Last year, Daughn Gibson (née Josh Martin) debuted All Hell, a mysterious record by a deep-voiced, monikered singer that unfolds in an arresting whirl of loops and twang. The songs on All Hell are moody and disorienting in that the music is culled from a handful of disparate styles and sounds. Propulsive electronica and country & western flourishes are the most obvious sonic guideposts but also hint at musical contradiction: new/old, city/country, experimental/traditional, computer generated/acoustically plucked.

Similarly, consider Gibson's voice–a deep, booming thing which sounds swaggeringly confident and delicately exposed at the same time.

Gibson's follow-up recently came out on Sub-Pop and it's called Me Moan. An excellent record, Me Moan builds on Gibson's haunting mystique both musically and thematically. Grotesque stories from seedy bars and suffocating small towns are set to dark, throbbing beats, illuminated as if by a honky-tonk's neon rainbow, glowing on a dark night. The singer's camp describes the music as "country-noir," but noir-ish of what? Sure, Gibson's music is noir, but a noir that is as nebulous as it is evocative. A song like "Pisgee Nest," based on the story of a state-trooper's daughter pimped out to a small, Pennsylvanian mountain town, suggests the grisly, sensationalized realism of a Dateline scandal special. The most widely circulated of Gibson's biographical details would seem to authenticate his connection to the grittiness on display in his music. He came from a small town in Pennsylvania coal country, found music through playing punk and hardcore, and drove trucks across the country, the working-class manifestation of Americana road fantasies.
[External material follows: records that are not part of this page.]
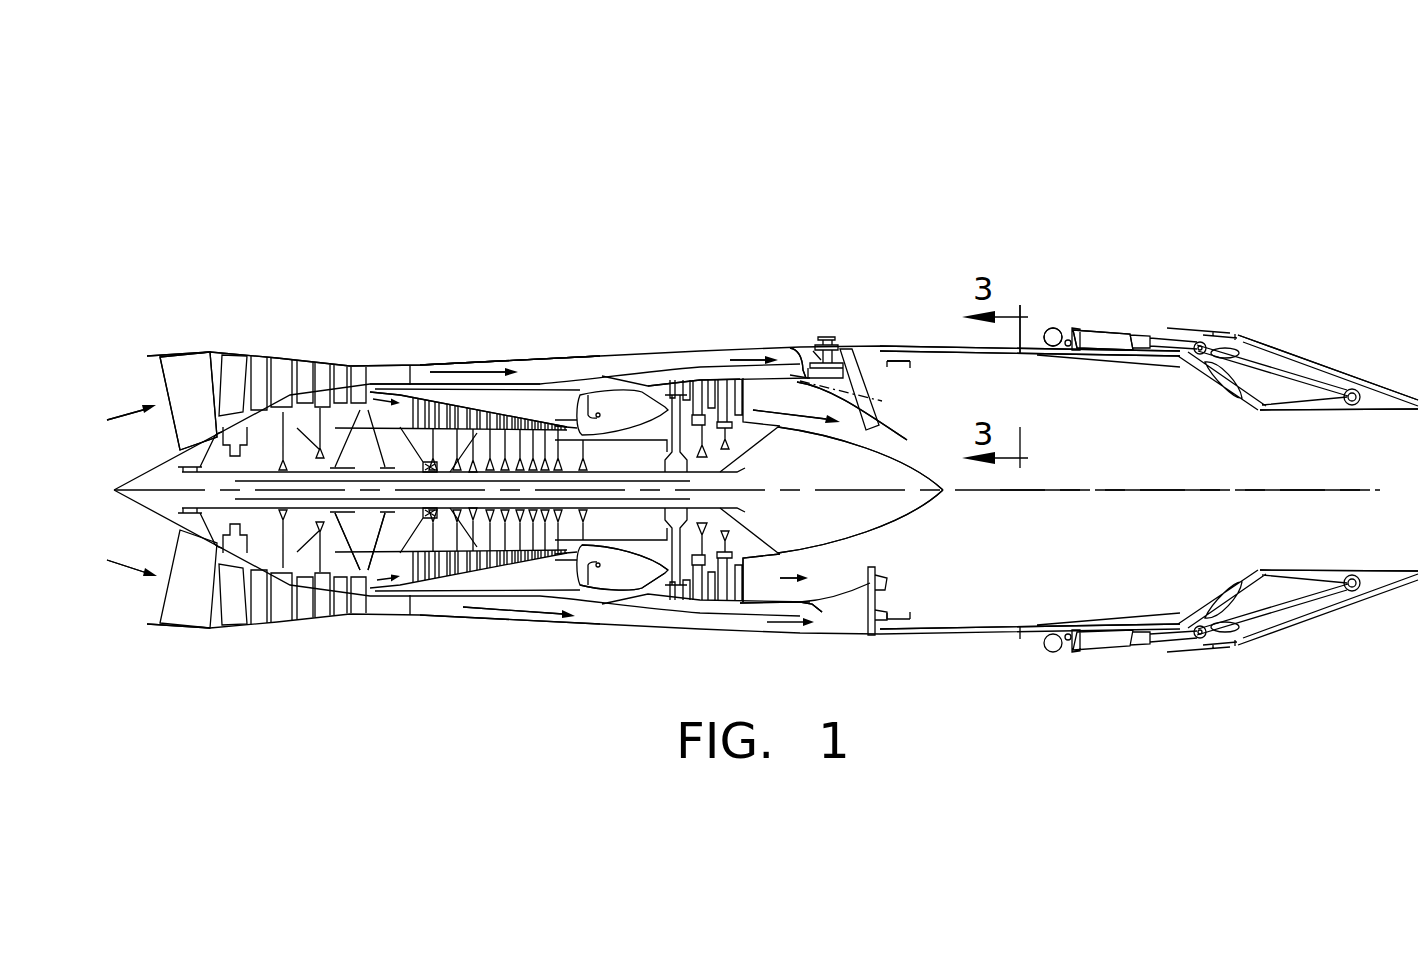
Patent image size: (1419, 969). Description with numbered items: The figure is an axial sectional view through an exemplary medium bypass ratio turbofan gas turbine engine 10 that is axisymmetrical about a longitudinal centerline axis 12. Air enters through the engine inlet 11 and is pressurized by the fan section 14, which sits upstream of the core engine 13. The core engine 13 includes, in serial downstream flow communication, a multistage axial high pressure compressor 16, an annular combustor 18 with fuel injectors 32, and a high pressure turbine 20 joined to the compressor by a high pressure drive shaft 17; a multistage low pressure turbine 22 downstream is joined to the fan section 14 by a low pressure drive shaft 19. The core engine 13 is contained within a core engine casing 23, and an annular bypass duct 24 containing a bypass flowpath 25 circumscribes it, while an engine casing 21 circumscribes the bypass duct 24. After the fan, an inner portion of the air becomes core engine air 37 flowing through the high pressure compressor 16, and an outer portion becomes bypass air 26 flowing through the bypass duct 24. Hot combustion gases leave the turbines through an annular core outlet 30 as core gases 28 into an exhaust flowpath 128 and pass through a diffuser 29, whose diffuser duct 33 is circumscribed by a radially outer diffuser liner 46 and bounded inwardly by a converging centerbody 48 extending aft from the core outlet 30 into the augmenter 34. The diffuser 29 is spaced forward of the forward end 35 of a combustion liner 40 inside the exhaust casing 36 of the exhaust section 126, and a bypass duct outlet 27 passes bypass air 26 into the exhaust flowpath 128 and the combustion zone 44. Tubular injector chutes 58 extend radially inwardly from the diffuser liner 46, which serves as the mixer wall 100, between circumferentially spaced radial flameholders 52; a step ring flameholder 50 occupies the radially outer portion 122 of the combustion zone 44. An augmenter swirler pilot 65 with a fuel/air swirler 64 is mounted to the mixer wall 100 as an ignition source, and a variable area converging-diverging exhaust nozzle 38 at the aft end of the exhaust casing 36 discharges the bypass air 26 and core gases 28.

The turbofan gas turbine engine 10 is at (681, 262).
The engine inlet 11 is at (157, 613).
The centerline axis 12 is at (1178, 481).
The core engine 13 is at (470, 580).
The fan section 14 is at (280, 357).
The high pressure compressor 16 is at (468, 407).
The high pressure drive shaft 17 is at (627, 620).
The combustor 18 is at (620, 402).
The low pressure drive shaft 19 is at (643, 633).
The high pressure turbine 20 is at (677, 380).
The engine casing 21 is at (552, 360).
The low pressure turbine 22 is at (731, 377).
The core engine casing 23 is at (530, 607).
The bypass duct 24 is at (537, 370).
The bypass flowpath 25 is at (687, 623).
The bypass air 26 is at (465, 370).
The bypass duct outlet 27 is at (806, 602).
The core gases 28 is at (757, 601).
The diffuser 29 is at (795, 440).
The core outlet 30 is at (787, 630).
The fuel injectors 32 is at (593, 610).
The diffuser duct 33 is at (840, 583).
The augmenter 34 is at (902, 333).
The forward end 35 is at (890, 343).
The exhaust casing 36 is at (1037, 343).
The core engine air 37 is at (377, 620).
The exhaust nozzle 38 is at (1315, 262).
The combustion liner 40 is at (1045, 358).
The combustion zone 44 is at (1023, 556).
The diffuser liner 46 is at (820, 607).
The centerbody 48 is at (943, 492).
The step ring flameholder 50 is at (903, 361).
The radial flameholders 52 is at (880, 420).
The injector chutes 58 is at (890, 585).
The fuel/air swirler 64 is at (789, 372).
The augmenter swirler pilot 65 is at (842, 306).
The mixer wall 100 is at (805, 390).
The radially outer portion 122 is at (908, 362).
The exhaust section 126 is at (1012, 294).
The exhaust flowpath 128 is at (1160, 547).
Me Moan's guttural title is quite potent–"moan" being an uncontrollable, visceral outburst–considering how Gibson's maverick style sounds so rich and unafraid. AD had the pleasure of chatting with Gibson over the phone about the altered states, the mysterious, the alien, and Me Moan.

Aquarium Drunkard: What was it like the second time around? What was different?
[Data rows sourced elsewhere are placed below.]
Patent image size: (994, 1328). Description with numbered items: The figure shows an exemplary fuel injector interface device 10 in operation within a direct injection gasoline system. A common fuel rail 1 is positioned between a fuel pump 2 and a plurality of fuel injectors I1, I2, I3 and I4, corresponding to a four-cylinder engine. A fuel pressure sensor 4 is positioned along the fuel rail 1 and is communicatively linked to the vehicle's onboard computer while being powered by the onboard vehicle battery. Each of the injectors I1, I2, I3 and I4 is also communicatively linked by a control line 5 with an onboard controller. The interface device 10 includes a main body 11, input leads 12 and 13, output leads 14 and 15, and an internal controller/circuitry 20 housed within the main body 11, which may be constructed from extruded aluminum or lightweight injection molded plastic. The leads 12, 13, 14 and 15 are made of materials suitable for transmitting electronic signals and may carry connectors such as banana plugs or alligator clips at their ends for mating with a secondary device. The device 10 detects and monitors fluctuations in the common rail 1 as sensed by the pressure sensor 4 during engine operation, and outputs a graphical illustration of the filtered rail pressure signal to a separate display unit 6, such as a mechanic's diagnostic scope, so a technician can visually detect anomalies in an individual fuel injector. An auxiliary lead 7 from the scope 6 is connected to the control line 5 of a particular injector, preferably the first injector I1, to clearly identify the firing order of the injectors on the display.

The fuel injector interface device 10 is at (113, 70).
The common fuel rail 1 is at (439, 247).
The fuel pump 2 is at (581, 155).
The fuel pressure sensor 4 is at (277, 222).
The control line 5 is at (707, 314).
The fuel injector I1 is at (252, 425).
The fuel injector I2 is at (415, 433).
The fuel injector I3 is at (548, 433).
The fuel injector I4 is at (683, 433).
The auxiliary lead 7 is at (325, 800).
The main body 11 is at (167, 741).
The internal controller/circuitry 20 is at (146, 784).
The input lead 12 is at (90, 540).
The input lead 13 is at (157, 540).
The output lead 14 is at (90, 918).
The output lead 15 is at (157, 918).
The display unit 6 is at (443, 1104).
Daughn Gibson: It was a lot harder. It was a lot of fun, it was very cathartic, and when I turned it in in February I was completely exhausted.

AD: Did you do it all by yourself or did you have people helping you or working with you in some way?

Daughn Gibson: I'd say a good two-thirds of it I laid the groundwork for at home. And then I brought it to a studio in Chicago with my friend Benjamin Balcom and we kind of just parsed through and subtracted stuff, added stuff, and made it come alive a little more.

AD: In most interviews and features on you, the word "country" comes up. I get that Nashville isn't calling you up to play at the Opry, but do you feel like you have something to do with country music as a genre, at least figuratively-speaking?

Daughn Gibson: I think moreso than any other genre or any other personality of music, I think I definitely do. And only because I can relate to the stories more than what's typical of rock or hip hop. When I'm writing, it's not completely natural for me to write country music, and mostly because I came up listening to punk and hardcore and stuff and playing in slower metal bands. But it definitely, when I'm finished with a song, it feels so good to have gone through the process of it and add a backdrop to lyrics. I guess that's the challenge for me in every song.